Mimétisme fatal! Catherine Frot incarne une tueuse en série qui observe longuement des femmes seules avant de les éliminer et de se glisser dans leur peau.
 
«Je suis un vertige, un grand trou noir, tout brûlé», confie Sandra à son psy. A moins que ce ne soit Véronique? Ou Jenny? Car celle qu’incarne Catherine Frot est multiple, adoptant tour à tour le look et les habitudes de ses proies, celles qu’elle observe et côtoie puis assassine pour prendre leur place. Imperméable rouge, cheveux bouclés, passion pour la natation; doudoune bleue, cheveux tressés, lunettes et clopes; tenues à fleurs, cheveux roux et lisses, vélo et club de gym: la tueuse caméléon se fond dans la vie de femmes invisibles, seules, sans famille proche, squatte leur appartement, paie leurs factures, fait leur boulot, de ceux où personne ne remarque un léger changement de physique.
 
Ce téléfilm de Josée Dayan est inspiré de l’histoire d’Elaine Parent, une Américaine ayant tué sa colocataire mais aussi usé de multiples identités, faisant craindre qu’elle n’ait commis bien d’autres meurtres pour prendre la place de ses victimes.

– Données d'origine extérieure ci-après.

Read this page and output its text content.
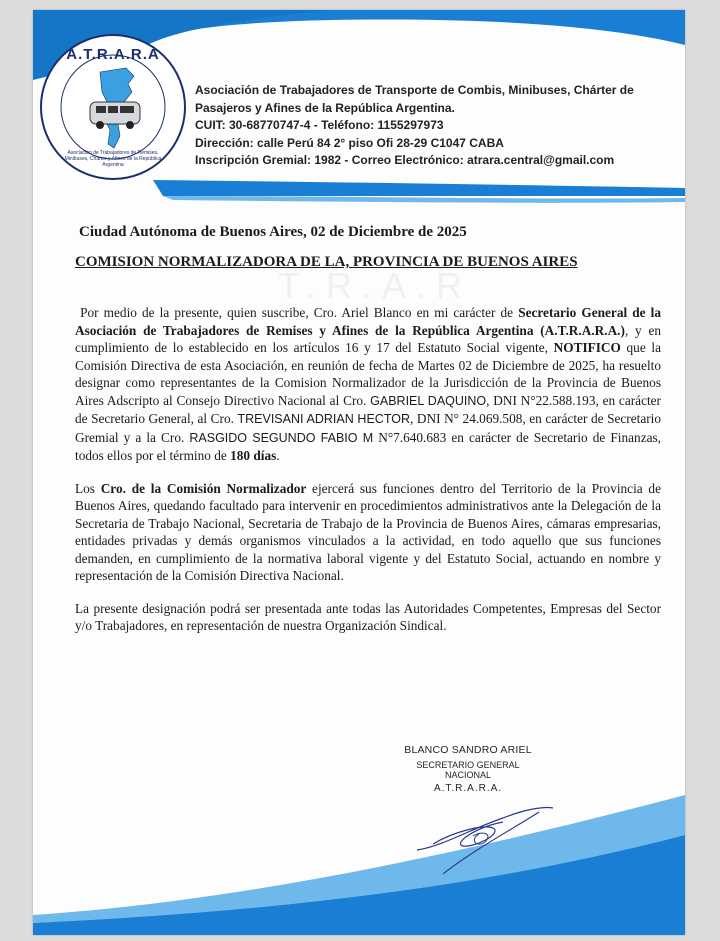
A.T.R.A.R.A
Asociación de Trabajadores de Remises, Minibuses, Chárter y Afines de la República Argentina
Asociación de Trabajadores de Transporte de Combis, Minibuses, Chárter de
Pasajeros y Afines de la República Argentina.
CUIT: 30-68770747-4 - Teléfono: 1155297973
Dirección: calle Perú 84 2° piso Ofi 28-29 C1047 CABA
Inscripción Gremial: 1982 - Correo Electrónico: atrara.central@gmail.com
T.R.A.R
Ciudad Autónoma de Buenos Aires, 02 de Diciembre de 2025
COMISION NORMALIZADORA DE LA, PROVINCIA DE BUENOS AIRES

Por medio de la presente, quien suscribe, Cro. Ariel Blanco en mi carácter de Secretario General de la Asociación de Trabajadores de Remises y Afines de la República Argentina (A.T.R.A.R.A.), y en cumplimiento de lo establecido en los artículos 16 y 17 del Estatuto Social vigente, NOTIFICO que la Comisión Directiva de esta Asociación, en reunión de fecha de Martes 02 de Diciembre de 2025, ha resuelto designar como representantes de la Comision Normalizador de la Jurisdicción de la Provincia de Buenos Aires Adscripto al Consejo Directivo Nacional al Cro. GABRIEL DAQUINO, DNI N°22.588.193, en carácter de Secretario General, al Cro. TREVISANI ADRIAN HECTOR, DNI N° 24.069.508, en carácter de Secretario Gremial y a la Cro. RASGIDO SEGUNDO FABIO M N°7.640.683 en carácter de Secretario de Finanzas, todos ellos por el término de 180 días.

Los Cro. de la Comisión Normalizador ejercerá sus funciones dentro del Territorio de la Provincia de Buenos Aires, quedando facultado para intervenir en procedimientos administrativos ante la Delegación de la Secretaria de Trabajo Nacional, Secretaria de Trabajo de la Provincia de Buenos Aires, cámaras empresarias, entidades privadas y demás organismos vinculados a la actividad, en todo aquello que sus funciones demanden, en cumplimiento de la normativa laboral vigente y del Estatuto Social, actuando en nombre y representación de la Comisión Directiva Nacional.

La presente designación podrá ser presentada ante todas las Autoridades Competentes, Empresas del Sector y/o Trabajadores, en representación de nuestra Organización Sindical.

BLANCO SANDRO ARIEL
SECRETARIO GENERAL NACIONAL
A.T.R.A.R.A.
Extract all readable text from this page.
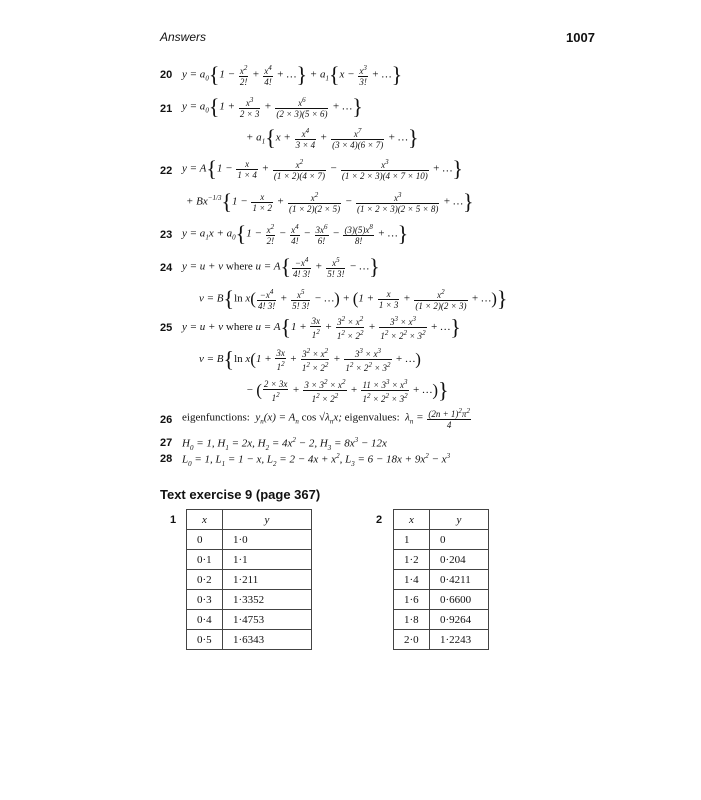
Answers	1007
20 $y = a_0\{1 - \frac{x^2}{2!} + \frac{x^4}{4!}$ + …} + $a_1\{x - \frac{x^3}{3!}$ + …}
21 $y = a_0\{1 + \frac{x^3}{2 \times 3} + \frac{x^6}{(2 \times 3)(5 \times 6)}$ + …}
+ $a_1\{x + \frac{x^4}{3 \times 4} + \frac{x^7}{(3 \times 4)(6 \times 7)}$ + …}
22 $y = A\{1 - \frac{x}{1 \times 4} + \frac{x^2}{(1 \times 2)(4 \times 7)} - \frac{x^3}{(1 \times 2 \times 3)(4 \times 7 \times 10)}$ + …}
+ $Bx^{-1/3}\{1 - \frac{x}{1 \times 2} + \frac{x^2}{(1 \times 2)(2 \times 5)} - \frac{x^3}{(1 \times 2 \times 3)(2 \times 5 \times 8)}$ + …}
23 $y = a_1x + a_0\{1 - \frac{x^2}{2!} - \frac{x^4}{4!} - \frac{3x^6}{6!} - \frac{(3)(5)x^8}{8!}$ + …}
24 y = u + v where $u = A\{ \frac{-x^4}{4! 3!} + \frac{x^5}{5! 3!}$ − …}
v = B{ln $x( \frac{-x^4}{4! 3!} + \frac{x^5}{5! 3!}$ − …) + ($1 + \frac{x}{1 \times 3} + \frac{x^2}{(1 \times 2)(2 \times 3)}$ + …)}
25 y = u + v where $u = A\{1 + \frac{3x}{1^2} + \frac{3^2 \times x^2}{1^2 \times 2^2} + \frac{3^3 \times x^3}{1^2 \times 2^2 \times 3^2}$ + …}
v = B{ln $x(1 + \frac{3x}{1^2} + \frac{3^2 \times x^2}{1^2 \times 2^2} + \frac{3^3 \times x^3}{1^2 \times 2^2 \times 3^2}$ + …)
− ( $\frac{2 \times 3x}{1^2} + \frac{3 \times 3^2 \times x^2}{1^2 \times 2^2} + \frac{11 \times 3^3 \times x^3}{1^2 \times 2^2 \times 3^2}$ + …)}
26 eigenfunctions:  $y_n(x) = A_n$ $\cos √\lambda_nx$; eigenvalues:  $\lambda_n = \frac{(2n + 1)^2\pi^2}{4}$
27 $H_0 = 1$, $H_1 = 2x$, $H_2 = 4x^2 - 2$, $H_3 = 8x^3 - 12x$
28 $L_0 = 1$, $L_1 = 1 - x$, $L_2 = 2 - 4x + x^2$, $L_3 = 6 - 18x + 9x^2 - x^3$
Text exercise 9 (page 367)
1 x	y
0	1·0
0·1	1·1
0·2	1·211
0·3	1·3352
0·4	1·4753
0·5	1·6343
2 x	y
1	0
1·2	0·204
1·4	0·4211
1·6	0·6600
1·8	0·9264
2·0	1·2243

Son suicide a laissé planer le doute. Catherine Frot a trouvé plutôt amusant de jouer les psychopathes, comme elle l’a confié à France 2: «C’est cette notion de se transformer en d’autres qui m’intéressait. L’idée des masques, de cette femme qui devient les femmes qu’elle tue les unes après les autres.  Il y a presque un jeu tragique là-dedans et donc beaucoup de points communs avec mon métier de comédienne. C’était important de créer le trouble avec cette apparence de femme normale qui fait des choses épouvantables. Il fallait tout le temps garder ce fil rouge pour créer du suspense.»
 
Dommage que le scénario, outre un certain nombre d’invraisemblances, ne justifie à aucun moment la psychose de la tueuse, nous laissant sur notre faim avec, en prime, une fin peu cohérente.